Important clue to understanding the pathogenesis of ciliary disorders

A research team led by Dr. Heiko Lickert of Helmholtz Zentrum Muenchen has pinpointed a gene that is essential for the physiologically correct disassembly of cilia. Errors in the regulation of cilia assembly are implicated in a variety of human syndromes. Until now, however, the consequences of faulty cilia disassembly have not yet been elucidated. The findings are reported in the current issue of the prestigious journal Developmental Cell.
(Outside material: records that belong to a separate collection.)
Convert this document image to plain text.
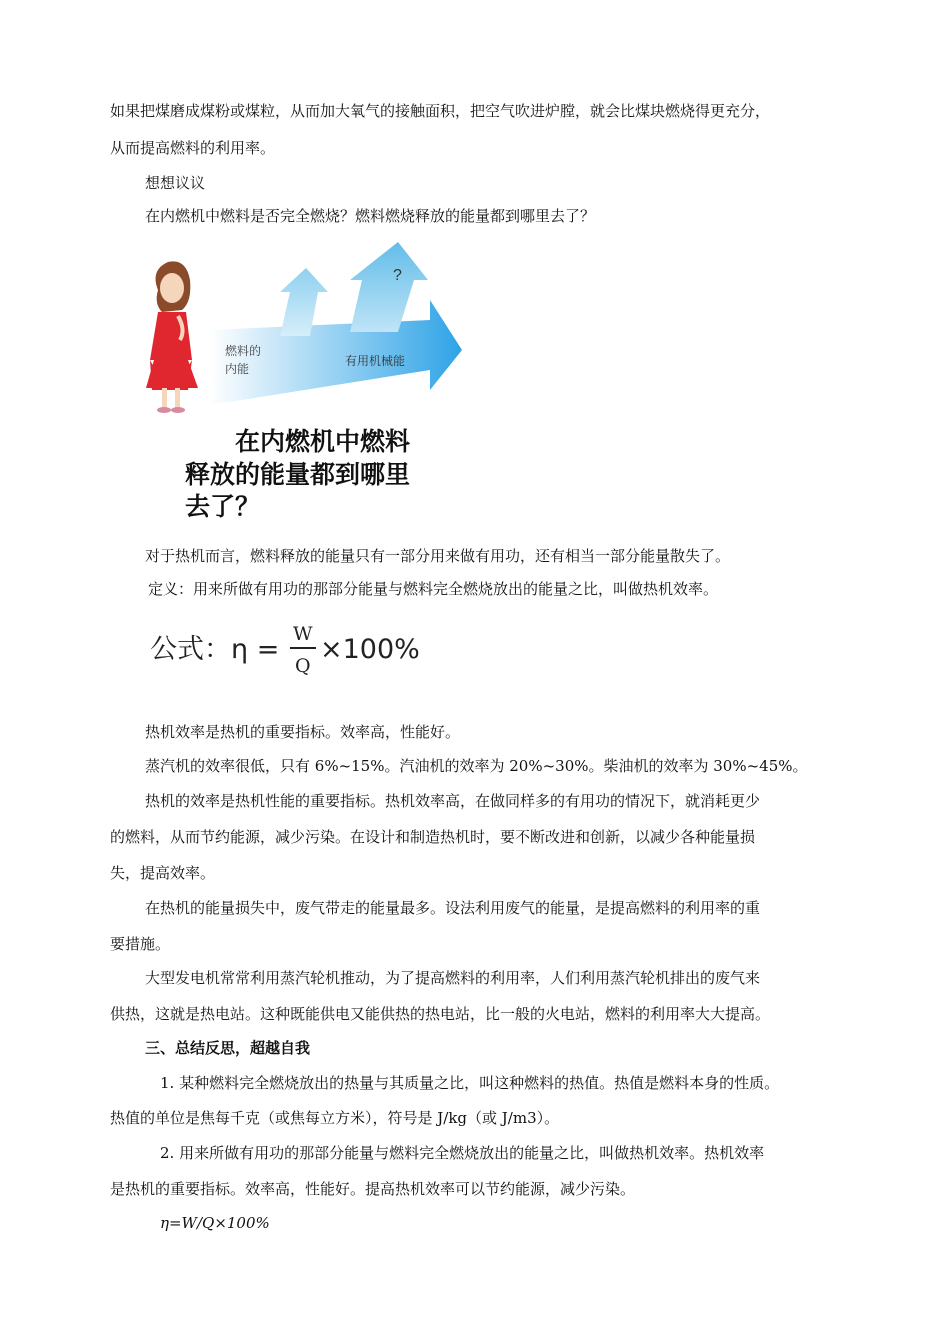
如果把煤磨成煤粉或煤粒，从而加大氧气的接触面积，把空气吹进炉膛，就会比煤块燃烧得更充分，
从而提高燃料的利用率。
想想议议
在内燃机中燃料是否完全燃烧？燃料燃烧释放的能量都到哪里去了？
?
燃料的
内能
有用机械能
在内燃机中燃料
释放的能量都到哪里
去了？
对于热机而言，燃料释放的能量只有一部分用来做有用功，还有相当一部分能量散失了。
定义：用来所做有用功的那部分能量与燃料完全燃烧放出的能量之比，叫做热机效率。
公式：η = W
Q
×100%
热机效率是热机的重要指标。效率高，性能好。
蒸汽机的效率很低，只有 6%~15%。汽油机的效率为 20%~30%。柴油机的效率为 30%~45%。
热机的效率是热机性能的重要指标。热机效率高，在做同样多的有用功的情况下，就消耗更少
的燃料，从而节约能源，减少污染。在设计和制造热机时，要不断改进和创新，以减少各种能量损
失，提高效率。
在热机的能量损失中，废气带走的能量最多。设法利用废气的能量，是提高燃料的利用率的重
要措施。
大型发电机常常利用蒸汽轮机推动，为了提高燃料的利用率，人们利用蒸汽轮机排出的废气来
供热，这就是热电站。这种既能供电又能供热的热电站，比一般的火电站，燃料的利用率大大提高。
三、总结反思，超越自我
1. 某种燃料完全燃烧放出的热量与其质量之比，叫这种燃料的热值。热值是燃料本身的性质。
热值的单位是焦每千克（或焦每立方米），符号是 J/kg（或 J/m3）。
2. 用来所做有用功的那部分能量与燃料完全燃烧放出的能量之比，叫做热机效率。热机效率
是热机的重要指标。效率高，性能好。提高热机效率可以节约能源，减少污染。
η=W/Q×100%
Scientists led by Dr. Heiko Lickert, research group leader at the Institute of Stem Cell Research of Helmholtz Zentrum München, have identified the first gene shown to regulate cilia disassembly in a living organism. If the gene is defective, double and forked cilia develop - thus the name Pitchfork. The consequences of the mutation include typical defects in the left-right asymmetry of body organs and heart failure.

The functional investigations were conducted primarily on the mouse model, together with the Institute of Developmental Genetics and the Department of Protein Analytics of Helmholtz Zentrum München. However, Dr. Lickert and his collaboration partner Nicolas Katsanis of Duke University in the U.S. were also able to show mutations in the Pitchfork gene in patients with ciliary diseases. In humans, the substitution of merely one amino acid in the Pitchfork protein can lead to an inversed position of all internal organs (situs inversus), to kidney and liver diseases, but also to severe heart defects. "Our study" Dr. Lickert said, "provides a new entry point to understand and categorize ciliary disease."

Cilia are hair-like cell protuberances, 5 to 10 µm long and 250 nm thick, which are present in almost all human or animal cells. They function like antennas in the cells and play a pivotal role in the perception of the cellular surroundings and signal transduction.

Defective cilia usually have genetic causes and severe consequences: In recent years more than 30 diseases could be traced to ciliary dysfunctions. These ciliopathies affect numerous organ systems and show diverse clinical symptoms, but the molecular and cellular basis for this is not yet understood. The resulting disorders include developmental defects such as polycystic kidney, liver and pancreas diseases (incidence 1:800) and also heart defects and adiposity. An increased risk for common diseases such as diabetes or cancer is also very probable. Despite the far-reaching significance of cilia, many aspects of the biology of these organelles are not yet known and many questions remain to be answered. These include the regulation of the body's own processes (homeostasis), signal transduction between cells, organ and embryonic development, and the assembly and disassembly of cilia in the different phases of the cell cycle.